A warning from Britain's car industry to the country's next Prime Minister... A no-deal Brexit could cripple the industry.

That from The Society of Motor Manufacturers and Traders, Who said carmakers faced billions of pounds in tariffs and border disruption in the event of no deal.

Their message?

Secure a Brexit deal which keeps frictionless trade with the EU.

Boris Johnson and Jeremy Hunt are competing to for the top job, And both said they're willing to leave the EU without a deal - though it isn't the 'preferred option'.

The EU is the biggest export market for Britain's auto sector Carmakers fear a disorderly Brexit could see tariffs of 10% on finished models, And cause border delays that - at an estimated cost of 50,000 pounds a minute - could hurt 'just-in-time' production.

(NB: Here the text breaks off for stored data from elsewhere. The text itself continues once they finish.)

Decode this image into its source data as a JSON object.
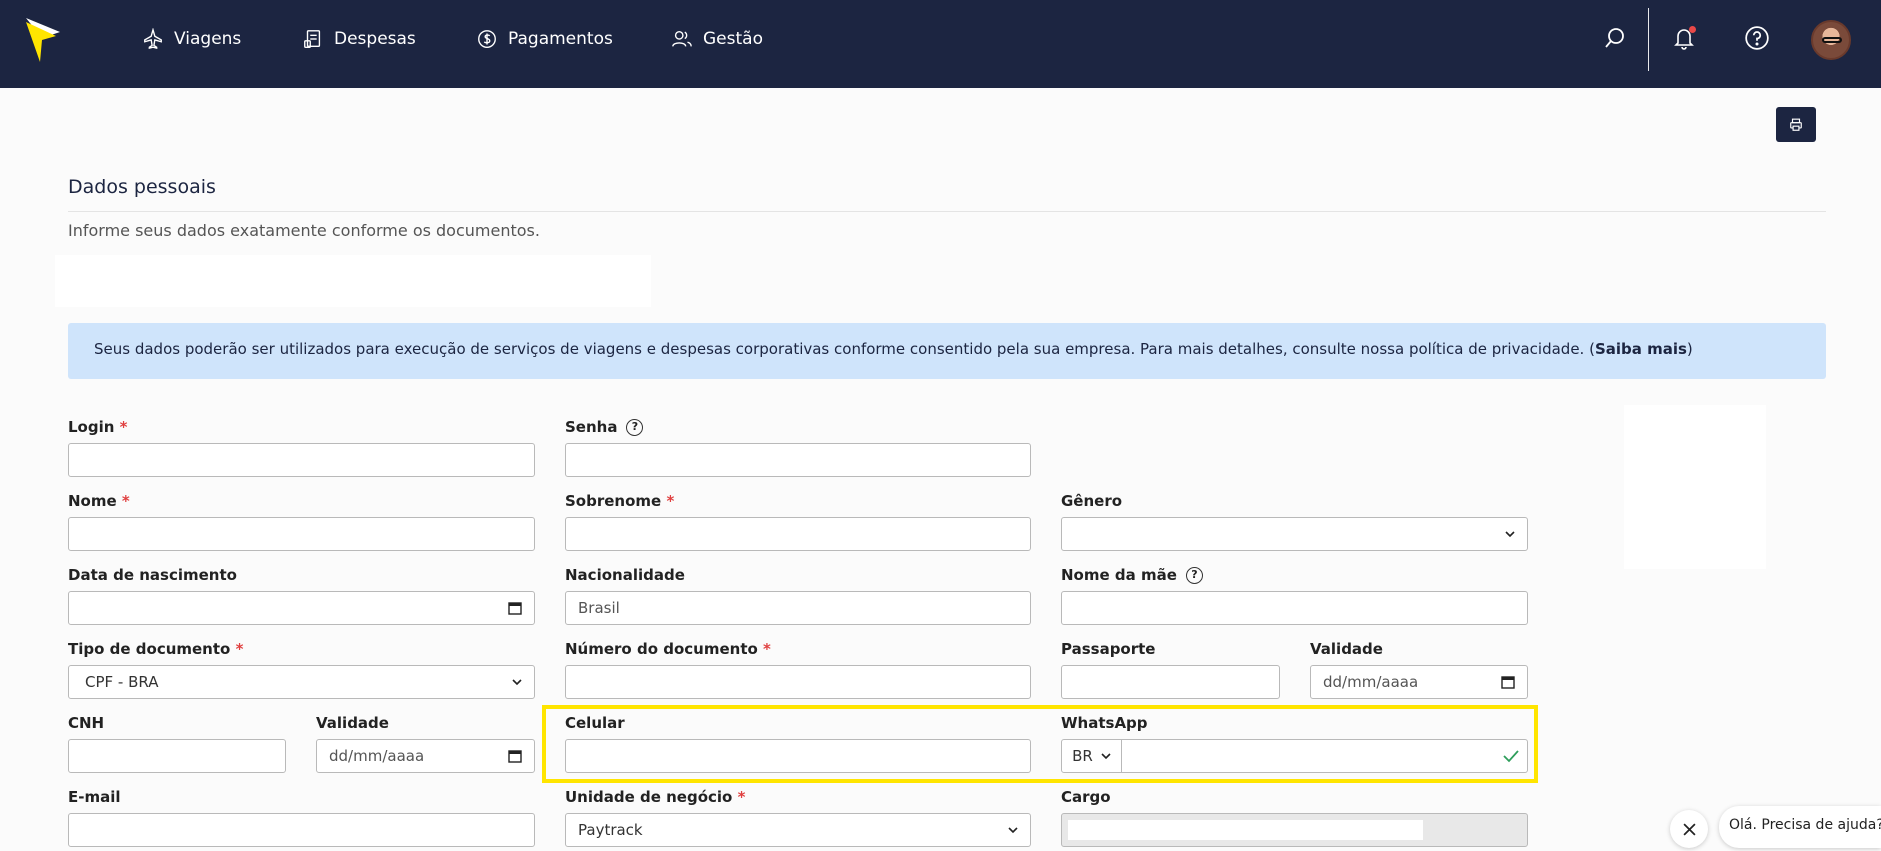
{
  "nav": {
    "items": [
      {
        "label": "Viagens",
        "icon": "plane-icon"
      },
      {
        "label": "Despesas",
        "icon": "receipt-icon"
      },
      {
        "label": "Pagamentos",
        "icon": "dollar-coin-icon"
      },
      {
        "label": "Gestão",
        "icon": "users-icon"
      }
    ],
    "brand_color": "#1c2541",
    "logo_color": "#ffe500"
  },
  "page": {
    "title": "Dados pessoais",
    "subtitle": "Informe seus dados exatamente conforme os documentos.",
    "banner_text": "Seus dados poderão ser utilizados para execução de serviços de viagens e despesas corporativas conforme consentido pela sua empresa. Para mais detalhes, consulte nossa política de privacidade. (",
    "banner_link": "Saiba mais",
    "banner_end": ")"
  },
  "form": {
    "login": {
      "label": "Login",
      "required": "*",
      "value": ""
    },
    "senha": {
      "label": "Senha",
      "help": "?",
      "value": ""
    },
    "nome": {
      "label": "Nome",
      "required": "*",
      "value": ""
    },
    "sobrenome": {
      "label": "Sobrenome",
      "required": "*",
      "value": ""
    },
    "genero": {
      "label": "Gênero",
      "value": ""
    },
    "data_nascimento": {
      "label": "Data de nascimento",
      "value": ""
    },
    "nacionalidade": {
      "label": "Nacionalidade",
      "value": "Brasil"
    },
    "nome_mae": {
      "label": "Nome da mãe",
      "help": "?",
      "value": ""
    },
    "tipo_documento": {
      "label": "Tipo de documento",
      "required": "*",
      "value": "CPF - BRA"
    },
    "numero_documento": {
      "label": "Número do documento",
      "required": "*",
      "value": ""
    },
    "passaporte": {
      "label": "Passaporte",
      "value": ""
    },
    "validade_passaporte": {
      "label": "Validade",
      "value": "dd/mm/aaaa"
    },
    "cnh": {
      "label": "CNH",
      "value": ""
    },
    "validade_cnh": {
      "label": "Validade",
      "value": "dd/mm/aaaa"
    },
    "celular": {
      "label": "Celular",
      "value": ""
    },
    "whatsapp": {
      "label": "WhatsApp",
      "country": "BR",
      "value": ""
    },
    "email": {
      "label": "E-mail",
      "value": ""
    },
    "unidade_negocio": {
      "label": "Unidade de negócio",
      "required": "*",
      "value": "Paytrack"
    },
    "cargo": {
      "label": "Cargo",
      "value": ""
    }
  },
  "chat": {
    "prompt": "Olá. Precisa de ajuda?"
  },
  "accent": {
    "highlight": "#ffe500",
    "required": "#e04040",
    "banner_bg": "#cfe4fb",
    "valid_check": "#2e9e5b"
  }
}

Britain's car sector - rebuilt by foreign manufacturers since the 1980s - has been seen as a success story, But since 2017 sales and investment have slumped, Due to a collapse in demand for diesel vehicles and Brexit uncertainty.

This year, Jaguar Land Rover announced 4,500 job cuts, While Honda said it will close its car factory - and Ford shut one of its two engine plants.

April was also the biggest drop for car production since records began in 1995, As some factories shut down or cut back production in preparation for Britain's original date to leave the EU on March 29.